If m is the minimum value of k for which the function $$f(x) = x\sqrt{kx - x^2}$$ is increasing in the interval [0, 3] and M is the maximum value of f in [0, 3] when k = m, then the ordered pair (m, M) is equal to:

We have the function $$f(x)=x\sqrt{kx-x^{2}}$$ defined on the closed interval $$[0,\,3]\,. $$

First, the square-root demands non-negativity of its radicand. We write the condition

$$kx-x^{2}\ge 0\; \Longrightarrow\; x(k-x)\ge 0\,. $$

For every $$x\in[0,3]$$ this is true precisely when $$k\ge x$$, and the largest value of $$x$$ that can occur is $$3$$, so domain feasibility gives the preliminary requirement

$$k\ge 3\;.$$

Next we impose monotonicity. A continuously differentiable function is increasing on an interval when its derivative is non-negative there.

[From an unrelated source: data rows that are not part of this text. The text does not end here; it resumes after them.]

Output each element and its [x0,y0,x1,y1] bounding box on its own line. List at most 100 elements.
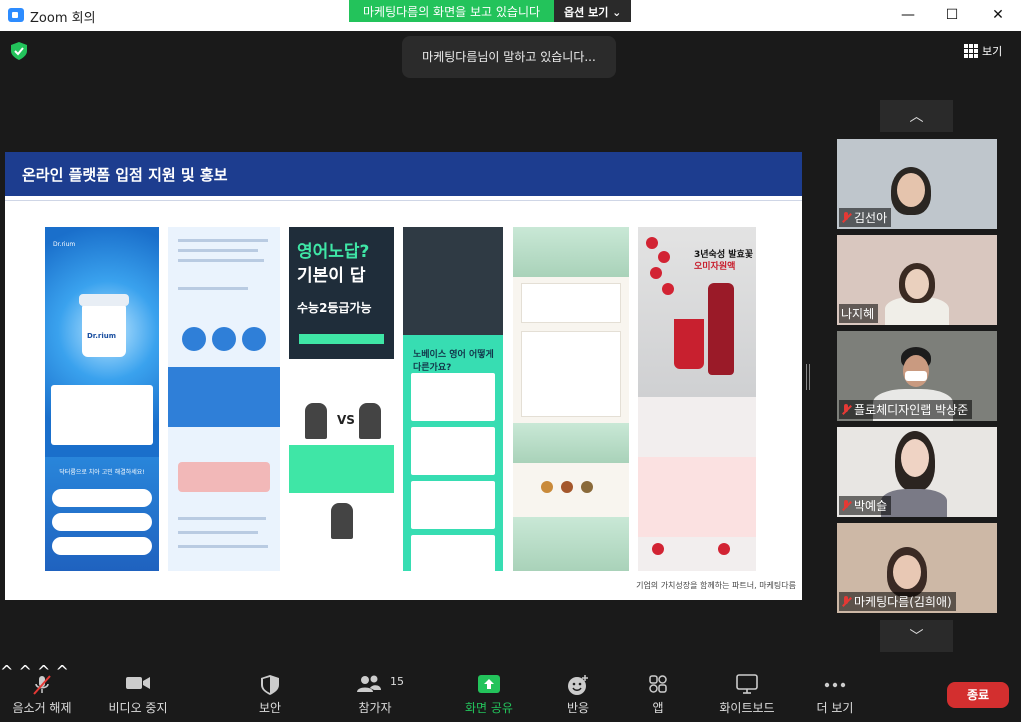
feature-circle [242,327,266,351]
window-title: Zoom 회의 [30,11,96,26]
panel-splitter-handle[interactable] [806,364,810,390]
participant-video [897,173,925,207]
person-illustration [331,503,353,539]
slide-header: 온라인 플랫폼 입점 지원 및 홍보 [5,152,802,196]
end-meeting-button[interactable]: 종료 [947,682,1009,708]
person-illustration [359,403,381,439]
berry-image [662,283,674,295]
stop-video-button[interactable]: 비디오 중지 [100,662,176,722]
view-layout-button[interactable]: 보기 [964,43,1002,59]
participant-tile[interactable]: 나지혜 [837,235,997,325]
feature-bubble [52,537,152,555]
step-card [411,373,495,421]
pricing-section [403,227,503,335]
green-band [289,445,394,493]
participant-name-tag: 마케팅다름(김희애) [839,592,956,611]
grid-view-icon [964,44,978,58]
info-band [168,367,280,427]
muted-mic-icon [841,403,851,416]
participant-video [893,555,921,589]
whiteboard-label: 화이트보드 [719,701,775,715]
microphone-muted-icon [33,675,51,695]
pet-photo [513,227,629,277]
view-button-label: 보기 [982,45,1003,58]
berry-image [658,251,670,263]
participant-tile[interactable]: 마케팅다름(김희애) [837,523,997,613]
person-illustration [305,403,327,439]
encryption-shield-icon[interactable] [11,42,27,60]
security-label: 보안 [258,701,282,715]
participant-name-tag: 박예슬 [839,496,892,515]
info-card [521,331,621,417]
share-screen-button[interactable]: 화면 공유 [458,662,520,722]
promo-panel-drrium: Dr.rium Dr.rium 닥터륨으로 치아 고민 해결하세요! [45,227,159,571]
screen-share-banner: 마케팅다름의 화면을 보고 있습니다 옵션 보기 ⌄ [349,0,632,22]
participant-name-tag: 플로체디자인랩 박상준 [839,400,973,419]
participants-button[interactable]: 15 참가자 [346,662,404,722]
more-label: 더 보기 [816,701,854,715]
info-card [521,283,621,323]
slide-divider [5,200,802,201]
zoom-app-icon [8,8,24,22]
food-item [561,481,573,493]
reactions-label: 반응 [566,701,590,715]
participant-name-tag: 나지혜 [839,304,879,323]
participant-name-tag: 김선아 [839,208,892,227]
minimize-button[interactable]: — [896,4,920,26]
gallery-scroll-down-button[interactable]: ﹀ [880,620,953,652]
participants-label: 참가자 [358,701,392,715]
close-button[interactable]: ✕ [986,4,1010,26]
step-card [411,481,495,529]
step-card [411,427,495,475]
promo-panel-english: 영어노답? 기본이 답 수능2등급가능 VS [289,227,394,571]
feature-bubble [52,489,152,507]
whiteboard-button[interactable]: 화이트보드 [712,662,782,722]
view-options-button[interactable]: 옵션 보기 ⌄ [554,0,632,22]
stop-video-label: 비디오 중지 [108,701,168,715]
window-titlebar: Zoom 회의 마케팅다름의 화면을 보고 있습니다 옵션 보기 ⌄ — ☐ ✕ [0,0,1021,31]
gallery-scroll-up-button[interactable]: ︿ [880,100,953,132]
text-line [178,239,268,242]
jar-label: Dr.rium [87,332,117,340]
product-jar-image [79,294,129,357]
apps-label: 앱 [652,701,664,715]
security-button[interactable]: 보안 [244,662,296,722]
shield-icon [261,675,279,695]
participant-tile[interactable]: 김선아 [837,139,997,229]
muted-mic-icon [841,595,851,608]
english-headline-2: 기본이 답 [297,266,366,286]
more-button[interactable]: 더 보기 [810,662,860,722]
maximize-button[interactable]: ☐ [940,4,964,26]
unmute-button[interactable]: 음소거 해제 [0,662,84,722]
participant-tile[interactable]: 박예슬 [837,427,997,517]
participant-name: 김선아 [854,211,888,225]
feature-circle [182,327,206,351]
vs-label: VS [337,413,355,427]
more-dots-icon [824,682,846,688]
participant-tile[interactable]: 플로체디자인랩 박상준 [837,331,997,421]
reactions-button[interactable]: 반응 [556,662,600,722]
berry-image [646,237,658,249]
berry-image [650,267,662,279]
share-screen-icon [478,675,500,693]
food-item [541,481,553,493]
participant-video [905,269,929,299]
whiteboard-icon [736,674,758,694]
apps-button[interactable]: 앱 [640,662,676,722]
muted-mic-icon [841,211,851,224]
pet-photo [513,423,629,463]
english-headline-1: 영어노답? [297,242,370,262]
text-line [178,531,258,534]
participant-name: 나지혜 [841,307,875,321]
video-camera-icon [126,677,150,689]
feature-circle [212,327,236,351]
taste-section [638,457,756,537]
participant-name: 박예슬 [854,499,888,513]
chevron-down-icon: ﹀ [909,629,924,645]
panel-text: 노베이스 영어 어떻게 다른가요? [413,350,494,373]
cta-bar [299,334,384,344]
chevron-up-icon: ︿ [909,109,924,125]
smiley-icon [568,675,588,695]
slide-title: 온라인 플랫폼 입점 지원 및 홍보 [22,166,228,184]
participants-icon [357,675,381,692]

We therefore differentiate $$f(x)$$.

We recall the product rule: if $$u(x)$$ and $$v(x)$$ are differentiable, then $$(uv)'=u'v+uv'\,.$$

Let

$$u(x)=x,\qquad v(x)=\sqrt{kx-x^{2}}\;.$$

We calculate

$$u'(x)=1,\qquad v'(x)=\frac{1}{2\sqrt{kx-x^{2}}}\,\Bigl(k-2x\Bigr)\;,$$

because we have used the chain rule on $$v(x)$$: the derivative of $$\sqrt{g(x)}$$ is $$\dfrac{g'(x)}{2\sqrt{g(x)}}$$ with $$g(x)=kx-x^{2}$$ giving $$g'(x)=k-2x$$.

Applying the product rule,

$$f'(x)=u'(x)v(x)+u(x)v'(x)=\sqrt{kx-x^{2}}+x\;\frac{k-2x}{2\sqrt{kx-x^{2}}}\;.$$

To combine the two terms, bring them over a common denominator $$2\sqrt{kx-x^{2}}$$:

$$f'(x)=\frac{2(kx-x^{2})+x(k-2x)}{2\sqrt{kx-x^{2}}}\;.$$

Expanding the numerator step by step,

$$2(kx-x^{2})=2kx-2x^{2},$$

$$x(k-2x)=kx-2x^{2},$$

so

$$2kx-2x^{2}+kx-2x^{2}=3kx-4x^{2}\;.$$

Thus the derivative reduces to

$$f'(x)=\frac{3kx-4x^{2}}{2\sqrt{kx-x^{2}}}=\frac{x\,(3k-4x)}{2\sqrt{kx-x^{2}}}\;.$$

For $$x\in(0,3]$$ the denominator is strictly positive, so the sign of $$f'(x)$$ is governed entirely by the numerator $$x(3k-4x)$$. Because $$x>0$$ inside the interval, we must impose

$$3k-4x\ge 0\quad\text{for every }x\in(0,3]\;.$$

The left side is largest at small $$x$$ and smallest at the right end $$x=3$$. Therefore the most stringent requirement occurs at $$x=3$$:

$$3k-4\cdot 3\ge 0\;\Longrightarrow\;3k-12\ge 0\;\Longrightarrow\;3k\ge 12\;\Longrightarrow\;k\ge 4\;.$$

Combining this with the earlier domain condition $$k\ge 3$$, we conclude that the smallest value of $$k$$ ensuring monotonic increase throughout $$[0,3]$$ is

$$m=4\;.$$

Now we fix $$k=m=4$$ and look for the maximum of $$f(x)$$ on $$[0,3]$$. With this choice the derivative becomes

$$f'(x)=\frac{x\bigl(3\cdot 4-4x\bigr)}{2\sqrt{4x-x^{2}}}=\frac{x(12-4x)}{2\sqrt{4x-x^{2}}}=\frac{4x(3-x)}{2\sqrt{4x-x^{2}}}\;.$$

The factor $$3-x$$ is positive for $$x<3$$, zero at $$x=3$$, and negative beyond. Inside our interval $$[0,3]$$, we therefore have

$$f'(x)>0\quad\text{for }0<x<3,\qquad f'(3)=0\;,$$

which means $$f(x)$$ is strictly increasing from $$x=0$$ up to $$x=3$$ and attains its maximum exactly at the right end point $$x=3$$.

Evaluating $$f(x)$$ there,

$$f(3)=3\sqrt{4\cdot 3-3^{2}}=3\sqrt{12-9}=3\sqrt{3}\;.$$

Hence the maximum value is $$M=3\sqrt{3}\;.$$

Collecting the results, the ordered pair is

$$(m,\,M)=\left(4,\;3\sqrt{3}\right)\;.$$

Hence, the correct answer is Option A.